Almost three quarters (73%) of firm offers made for UK-listed companies between 1 January and 30 June 2021 were from private equity houses, institutional investors or other private individuals or businesses. Of those 16 transactions, four bids were made by consortiums.
“Although consortium deals pose their own particular challenges in terms of how the acquisition is to be funded and the respective roles of the members of the consortium in terms of the implementation of the proposed bid, private equity funds appear adept at managing these risks,” Cain said.

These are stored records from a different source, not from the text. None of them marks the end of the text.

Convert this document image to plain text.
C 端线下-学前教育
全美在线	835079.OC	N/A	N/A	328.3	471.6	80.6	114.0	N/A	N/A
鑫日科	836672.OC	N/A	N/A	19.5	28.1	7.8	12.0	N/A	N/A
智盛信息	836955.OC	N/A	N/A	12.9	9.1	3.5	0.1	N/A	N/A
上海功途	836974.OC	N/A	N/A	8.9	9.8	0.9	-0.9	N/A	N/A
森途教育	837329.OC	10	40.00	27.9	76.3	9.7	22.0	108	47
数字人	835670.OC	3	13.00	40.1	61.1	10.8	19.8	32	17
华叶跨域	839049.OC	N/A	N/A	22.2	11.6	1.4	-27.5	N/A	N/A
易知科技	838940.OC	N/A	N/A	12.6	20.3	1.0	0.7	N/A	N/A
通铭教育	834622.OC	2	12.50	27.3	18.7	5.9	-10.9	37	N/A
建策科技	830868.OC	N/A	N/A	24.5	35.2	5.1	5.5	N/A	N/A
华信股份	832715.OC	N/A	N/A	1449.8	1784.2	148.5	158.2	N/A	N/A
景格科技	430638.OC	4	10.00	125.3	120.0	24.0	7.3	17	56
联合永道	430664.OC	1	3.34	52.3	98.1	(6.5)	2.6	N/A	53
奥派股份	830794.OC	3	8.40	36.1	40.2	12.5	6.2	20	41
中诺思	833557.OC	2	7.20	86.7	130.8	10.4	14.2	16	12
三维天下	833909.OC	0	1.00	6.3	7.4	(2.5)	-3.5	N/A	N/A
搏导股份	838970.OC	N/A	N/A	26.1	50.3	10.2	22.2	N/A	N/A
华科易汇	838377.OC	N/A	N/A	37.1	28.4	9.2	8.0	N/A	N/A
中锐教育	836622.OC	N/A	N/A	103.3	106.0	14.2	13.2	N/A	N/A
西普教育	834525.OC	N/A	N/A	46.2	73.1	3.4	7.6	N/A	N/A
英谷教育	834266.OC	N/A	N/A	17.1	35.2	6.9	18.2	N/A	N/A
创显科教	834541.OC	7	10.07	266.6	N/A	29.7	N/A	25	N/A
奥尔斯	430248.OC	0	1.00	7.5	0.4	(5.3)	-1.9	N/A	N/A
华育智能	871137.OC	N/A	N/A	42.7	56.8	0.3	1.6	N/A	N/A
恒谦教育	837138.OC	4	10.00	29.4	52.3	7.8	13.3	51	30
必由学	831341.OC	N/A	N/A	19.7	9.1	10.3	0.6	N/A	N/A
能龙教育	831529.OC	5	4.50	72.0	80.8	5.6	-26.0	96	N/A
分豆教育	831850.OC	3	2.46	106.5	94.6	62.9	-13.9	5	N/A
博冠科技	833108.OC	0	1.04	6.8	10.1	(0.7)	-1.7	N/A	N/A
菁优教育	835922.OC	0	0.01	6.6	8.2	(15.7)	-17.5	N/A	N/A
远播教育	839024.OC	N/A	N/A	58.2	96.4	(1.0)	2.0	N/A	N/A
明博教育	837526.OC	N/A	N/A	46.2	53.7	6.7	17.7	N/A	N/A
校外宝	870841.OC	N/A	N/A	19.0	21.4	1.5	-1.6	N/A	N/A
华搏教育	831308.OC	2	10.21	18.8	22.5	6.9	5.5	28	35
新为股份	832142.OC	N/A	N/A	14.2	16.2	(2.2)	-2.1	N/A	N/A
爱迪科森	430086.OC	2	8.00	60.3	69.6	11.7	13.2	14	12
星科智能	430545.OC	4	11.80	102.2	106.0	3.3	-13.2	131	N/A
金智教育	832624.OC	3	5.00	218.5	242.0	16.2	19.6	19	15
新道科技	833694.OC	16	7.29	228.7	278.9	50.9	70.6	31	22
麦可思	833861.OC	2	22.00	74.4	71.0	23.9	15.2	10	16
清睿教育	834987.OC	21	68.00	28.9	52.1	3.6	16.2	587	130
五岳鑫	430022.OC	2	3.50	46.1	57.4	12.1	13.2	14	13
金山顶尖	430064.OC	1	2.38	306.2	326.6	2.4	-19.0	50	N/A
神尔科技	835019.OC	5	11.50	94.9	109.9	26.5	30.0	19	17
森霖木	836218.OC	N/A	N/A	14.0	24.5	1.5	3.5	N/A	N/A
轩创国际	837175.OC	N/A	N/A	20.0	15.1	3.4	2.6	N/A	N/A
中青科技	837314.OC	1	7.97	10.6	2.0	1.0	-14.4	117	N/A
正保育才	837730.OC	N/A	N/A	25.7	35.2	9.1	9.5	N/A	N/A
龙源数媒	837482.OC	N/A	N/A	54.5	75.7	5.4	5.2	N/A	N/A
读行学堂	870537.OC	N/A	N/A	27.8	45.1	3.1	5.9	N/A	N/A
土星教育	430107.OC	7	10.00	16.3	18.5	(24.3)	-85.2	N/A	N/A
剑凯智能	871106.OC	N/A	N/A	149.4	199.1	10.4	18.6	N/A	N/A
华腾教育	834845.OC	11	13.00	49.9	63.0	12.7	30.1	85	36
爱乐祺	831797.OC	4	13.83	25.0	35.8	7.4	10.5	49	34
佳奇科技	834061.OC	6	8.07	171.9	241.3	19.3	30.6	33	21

“We expect consortium bids to remain a feature of the public M&A market in the medium term particularly because they provide an ideal structure for prospective purchasers to combine their differing capabilities and expertise. Bidders with significant financial resources but which lack the degree of industry specialism to evaluate the merits of a bid independently will continue to work alongside market participants that have the requisite sector knowledge and have a degree of familiarity with the mechanics of the Takeover Code,” he said.
Malhotra said: “PE houses are taking advantage of the fact that it is becoming increasingly difficult to determine the fair value of a target company, with company boards often treading a fine line between not wanting to undervalue a company’s assets while at the same time being forced to acknowledge that in many cases the performance of their business has not yet recovered from the dual shock of the pandemic and Brexit.” Malhotra also said that there was a disconnect between boards and their institutional shareholders, stating that “a number of fund managers have publicly opposed recent deals because they consider the target to be undervalued, notwithstanding a board recommendation.”